Continuum was a nice idea that never took off. Elwood recruited eight science fiction authors who each undertook to write four linked stories to appear in four Continuum volumes. Patrick Woodroffe produced a series of covers featuring characters from the stories, which linked together into a sort of frieze if the books were placed side by side.

4 thoughts on “Edgar Pangborn: The “Darkening World” Cycle”

  1. Are you sure that “The Music Master of Babylon” isn’t part of the series? The disasters seem the same (nukes, rising sea levels, etc.) as does the Abrahamic religion (the crucifixion on a wheel, etc.) that the two young savages describe to Van Anda the musician.

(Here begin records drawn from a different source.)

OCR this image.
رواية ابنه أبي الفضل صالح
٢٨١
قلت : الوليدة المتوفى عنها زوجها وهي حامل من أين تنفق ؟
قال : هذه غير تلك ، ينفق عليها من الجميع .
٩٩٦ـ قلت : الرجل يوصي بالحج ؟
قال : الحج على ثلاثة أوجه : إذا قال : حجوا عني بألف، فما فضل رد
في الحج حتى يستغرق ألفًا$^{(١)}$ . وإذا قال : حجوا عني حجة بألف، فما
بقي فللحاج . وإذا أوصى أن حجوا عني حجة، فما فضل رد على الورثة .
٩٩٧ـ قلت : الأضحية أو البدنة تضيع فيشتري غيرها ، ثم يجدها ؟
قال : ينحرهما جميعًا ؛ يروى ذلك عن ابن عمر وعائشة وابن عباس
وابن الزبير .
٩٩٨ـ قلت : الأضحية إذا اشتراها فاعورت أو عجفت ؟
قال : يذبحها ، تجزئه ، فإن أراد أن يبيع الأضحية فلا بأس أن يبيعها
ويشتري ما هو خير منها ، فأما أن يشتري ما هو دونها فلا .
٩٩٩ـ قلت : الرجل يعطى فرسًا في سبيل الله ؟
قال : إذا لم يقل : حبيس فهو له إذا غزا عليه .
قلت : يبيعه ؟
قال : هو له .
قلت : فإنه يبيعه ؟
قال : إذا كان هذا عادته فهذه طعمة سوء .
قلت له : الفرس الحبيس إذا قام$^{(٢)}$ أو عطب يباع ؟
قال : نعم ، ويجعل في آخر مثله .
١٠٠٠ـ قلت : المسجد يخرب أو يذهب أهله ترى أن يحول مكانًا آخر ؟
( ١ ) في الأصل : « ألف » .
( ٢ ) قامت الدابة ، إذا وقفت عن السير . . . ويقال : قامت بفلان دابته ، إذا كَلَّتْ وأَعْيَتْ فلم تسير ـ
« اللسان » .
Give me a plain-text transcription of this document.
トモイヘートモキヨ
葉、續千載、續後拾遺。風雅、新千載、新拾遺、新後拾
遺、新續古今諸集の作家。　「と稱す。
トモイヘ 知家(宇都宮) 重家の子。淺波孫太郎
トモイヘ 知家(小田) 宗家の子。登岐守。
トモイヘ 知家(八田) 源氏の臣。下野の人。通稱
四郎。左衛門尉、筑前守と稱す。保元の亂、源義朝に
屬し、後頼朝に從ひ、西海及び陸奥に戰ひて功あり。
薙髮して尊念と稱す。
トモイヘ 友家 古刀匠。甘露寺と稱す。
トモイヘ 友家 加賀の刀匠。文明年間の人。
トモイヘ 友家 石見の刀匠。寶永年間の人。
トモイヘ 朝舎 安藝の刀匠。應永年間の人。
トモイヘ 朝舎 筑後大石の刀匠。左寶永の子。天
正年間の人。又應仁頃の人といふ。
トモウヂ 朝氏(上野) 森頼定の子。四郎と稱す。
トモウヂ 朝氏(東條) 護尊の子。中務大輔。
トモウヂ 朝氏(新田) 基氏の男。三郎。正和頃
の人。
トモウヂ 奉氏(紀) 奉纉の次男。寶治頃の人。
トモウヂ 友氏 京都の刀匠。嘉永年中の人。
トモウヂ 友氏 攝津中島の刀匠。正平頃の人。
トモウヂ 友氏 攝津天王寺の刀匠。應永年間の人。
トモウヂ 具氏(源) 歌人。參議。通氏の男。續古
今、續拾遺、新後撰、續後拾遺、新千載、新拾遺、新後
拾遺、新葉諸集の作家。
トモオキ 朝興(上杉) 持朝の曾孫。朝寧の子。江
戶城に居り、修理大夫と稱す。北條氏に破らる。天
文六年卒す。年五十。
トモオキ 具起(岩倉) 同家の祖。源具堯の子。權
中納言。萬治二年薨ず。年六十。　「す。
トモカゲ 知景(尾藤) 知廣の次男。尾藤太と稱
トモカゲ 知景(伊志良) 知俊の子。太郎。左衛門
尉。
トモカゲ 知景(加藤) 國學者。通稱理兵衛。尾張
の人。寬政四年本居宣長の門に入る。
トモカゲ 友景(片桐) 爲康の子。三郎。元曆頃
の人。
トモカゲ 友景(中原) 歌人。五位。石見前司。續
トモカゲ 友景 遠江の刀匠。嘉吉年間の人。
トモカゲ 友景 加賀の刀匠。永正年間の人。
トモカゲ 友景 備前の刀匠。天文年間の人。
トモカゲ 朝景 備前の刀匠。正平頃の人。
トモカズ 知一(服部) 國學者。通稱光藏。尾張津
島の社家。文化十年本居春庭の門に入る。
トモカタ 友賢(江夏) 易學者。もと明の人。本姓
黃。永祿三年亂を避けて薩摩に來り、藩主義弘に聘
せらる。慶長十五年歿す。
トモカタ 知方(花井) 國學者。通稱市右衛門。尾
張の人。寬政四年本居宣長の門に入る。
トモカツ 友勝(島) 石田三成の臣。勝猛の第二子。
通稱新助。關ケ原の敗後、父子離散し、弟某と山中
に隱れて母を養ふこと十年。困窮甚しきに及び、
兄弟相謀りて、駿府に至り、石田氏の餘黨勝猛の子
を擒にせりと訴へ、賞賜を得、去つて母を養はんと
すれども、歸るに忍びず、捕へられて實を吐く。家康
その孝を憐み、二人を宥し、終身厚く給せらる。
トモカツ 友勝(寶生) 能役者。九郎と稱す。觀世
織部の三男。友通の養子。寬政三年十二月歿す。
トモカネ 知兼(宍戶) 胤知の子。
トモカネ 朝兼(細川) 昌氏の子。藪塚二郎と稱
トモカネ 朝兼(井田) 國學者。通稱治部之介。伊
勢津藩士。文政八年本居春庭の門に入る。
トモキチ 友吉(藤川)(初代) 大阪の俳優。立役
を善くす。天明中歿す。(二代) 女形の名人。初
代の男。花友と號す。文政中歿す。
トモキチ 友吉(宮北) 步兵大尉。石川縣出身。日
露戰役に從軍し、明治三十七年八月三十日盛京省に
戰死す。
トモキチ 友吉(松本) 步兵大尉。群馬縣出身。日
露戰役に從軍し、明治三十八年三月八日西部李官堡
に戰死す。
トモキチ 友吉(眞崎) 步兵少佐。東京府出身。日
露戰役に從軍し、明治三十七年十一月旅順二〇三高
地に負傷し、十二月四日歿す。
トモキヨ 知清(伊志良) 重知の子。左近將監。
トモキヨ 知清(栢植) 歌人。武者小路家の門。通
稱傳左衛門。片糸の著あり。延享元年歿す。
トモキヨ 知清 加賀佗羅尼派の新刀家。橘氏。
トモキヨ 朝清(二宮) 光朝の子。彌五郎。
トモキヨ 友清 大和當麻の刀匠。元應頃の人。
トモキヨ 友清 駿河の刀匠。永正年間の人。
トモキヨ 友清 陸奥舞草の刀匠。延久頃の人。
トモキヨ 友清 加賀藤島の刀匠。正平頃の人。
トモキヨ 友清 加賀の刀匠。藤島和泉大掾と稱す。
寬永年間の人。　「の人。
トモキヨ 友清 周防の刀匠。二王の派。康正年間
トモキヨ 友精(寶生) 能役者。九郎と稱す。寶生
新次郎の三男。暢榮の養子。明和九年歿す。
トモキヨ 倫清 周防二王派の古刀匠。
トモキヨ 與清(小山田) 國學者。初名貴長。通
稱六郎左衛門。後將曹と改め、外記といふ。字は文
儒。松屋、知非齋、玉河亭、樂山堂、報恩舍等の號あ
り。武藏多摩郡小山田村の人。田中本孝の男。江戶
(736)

    1. Yes, there are lots of themes in “Music Master” that prefigure the detailed history Pangborn would start to lay out later, but it can’t quite be fitted into the chronology or geography of the Darkening World proper. The Final War of “Music Master” occurs in 2070, rather than 1993. In “Music Master” we’re told that a Soviet state has been founded on the upper Hudson by paratroop invaders from the Asian Empire, with a temporary capital at Nuber—but we get a brief history of Nuber in “The Children’s Crusade” (set thirty years after the war) which doesn’t mention any of that. I’d need to wade through the stories again to give more examples, but you can see the problem.
      Pangborn’s future history certainly wasn’t entirely consistent, but he did seem to work hard at constructing it once he got started. In those terms, “Music Master” is a pretty gross outlier, despite the themes it has in common with the other stories—which is why I used the phrase “not set in quite the same world”.